Pagina dopo pagina i confronti tra le due età si susseguono entrando in questioni quotidiane, come ballare, ridere, arrabbiarsi, ubbidire, trovare amici e cantare in bagno, ma anche in altre più profonde, quasi filosofiche, come il tempo, il futuro, i sogni, la tristezza e l’amore. Nel complesso tutti aspetti che riguardano l’esistenza umana indipendentemente dall’età, con somiglianze e differenze tra le fasi della vita, ma nelle quali alcune cose non cambiano. La conversazione tra nonna e nipoti è accompagnata a livello visivo dalle illustrazioni che ne sottolineano o ne sfumano i punti più rilevanti. Un gioco di matite colorate e acquerelli che, opponendo tratto fine e deciso a macchie di colore meno definite, rendono le figure alternativamente nitide o corpose, forti o vulnerabili a seconda di ciò che il testo racconta.

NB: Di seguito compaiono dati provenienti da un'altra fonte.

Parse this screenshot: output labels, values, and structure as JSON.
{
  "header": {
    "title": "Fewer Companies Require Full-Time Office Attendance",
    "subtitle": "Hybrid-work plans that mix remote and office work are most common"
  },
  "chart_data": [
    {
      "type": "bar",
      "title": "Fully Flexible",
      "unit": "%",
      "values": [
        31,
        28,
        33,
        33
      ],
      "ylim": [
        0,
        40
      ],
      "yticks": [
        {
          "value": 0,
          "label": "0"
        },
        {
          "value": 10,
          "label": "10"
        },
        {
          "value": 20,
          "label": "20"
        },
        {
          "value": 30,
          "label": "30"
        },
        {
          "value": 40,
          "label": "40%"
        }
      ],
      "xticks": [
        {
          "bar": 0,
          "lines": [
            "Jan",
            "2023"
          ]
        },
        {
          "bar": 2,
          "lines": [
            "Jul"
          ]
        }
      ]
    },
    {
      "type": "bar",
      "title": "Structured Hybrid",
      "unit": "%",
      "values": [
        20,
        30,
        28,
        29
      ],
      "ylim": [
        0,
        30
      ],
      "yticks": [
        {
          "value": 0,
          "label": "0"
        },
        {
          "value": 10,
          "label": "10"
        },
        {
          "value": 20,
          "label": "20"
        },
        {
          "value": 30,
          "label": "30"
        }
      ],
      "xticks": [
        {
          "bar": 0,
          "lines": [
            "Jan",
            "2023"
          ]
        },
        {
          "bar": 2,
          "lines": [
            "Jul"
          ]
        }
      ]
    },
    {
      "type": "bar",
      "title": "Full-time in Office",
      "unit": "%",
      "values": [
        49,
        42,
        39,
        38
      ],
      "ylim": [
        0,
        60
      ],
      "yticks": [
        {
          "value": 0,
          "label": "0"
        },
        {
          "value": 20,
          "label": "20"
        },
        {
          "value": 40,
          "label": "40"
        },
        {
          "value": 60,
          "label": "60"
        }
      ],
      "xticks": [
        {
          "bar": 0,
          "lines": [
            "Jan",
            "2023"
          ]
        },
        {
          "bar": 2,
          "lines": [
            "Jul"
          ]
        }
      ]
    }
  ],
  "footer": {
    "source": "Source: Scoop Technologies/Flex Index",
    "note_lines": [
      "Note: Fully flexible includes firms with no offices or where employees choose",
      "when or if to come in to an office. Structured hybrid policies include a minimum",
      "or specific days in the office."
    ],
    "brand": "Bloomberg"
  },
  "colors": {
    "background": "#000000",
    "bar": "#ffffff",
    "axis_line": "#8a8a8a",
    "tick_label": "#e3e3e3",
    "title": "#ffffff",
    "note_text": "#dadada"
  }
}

Interessante la presenza in quasi tutte le scene di personaggi che prendono forma solo in contorni sottili che rispecchiano i protagonisti, condensano gli eventi e ampliano lo spazio semantico. L’interpretazione del lettore è quindi incentivata ad andare oltre ciò che si vede e si legge per trovare altri livelli di significato. È come se il presente colorato dell’oggi si ampli con il passato ricordato dalla nonna o il futuro che attende i bambini. Anche il pensiero della fine della vita entra in questa carrellata di situazioni completando in modo alquanto sereno quanto delicato, il quadro completo dell’invecchiamento.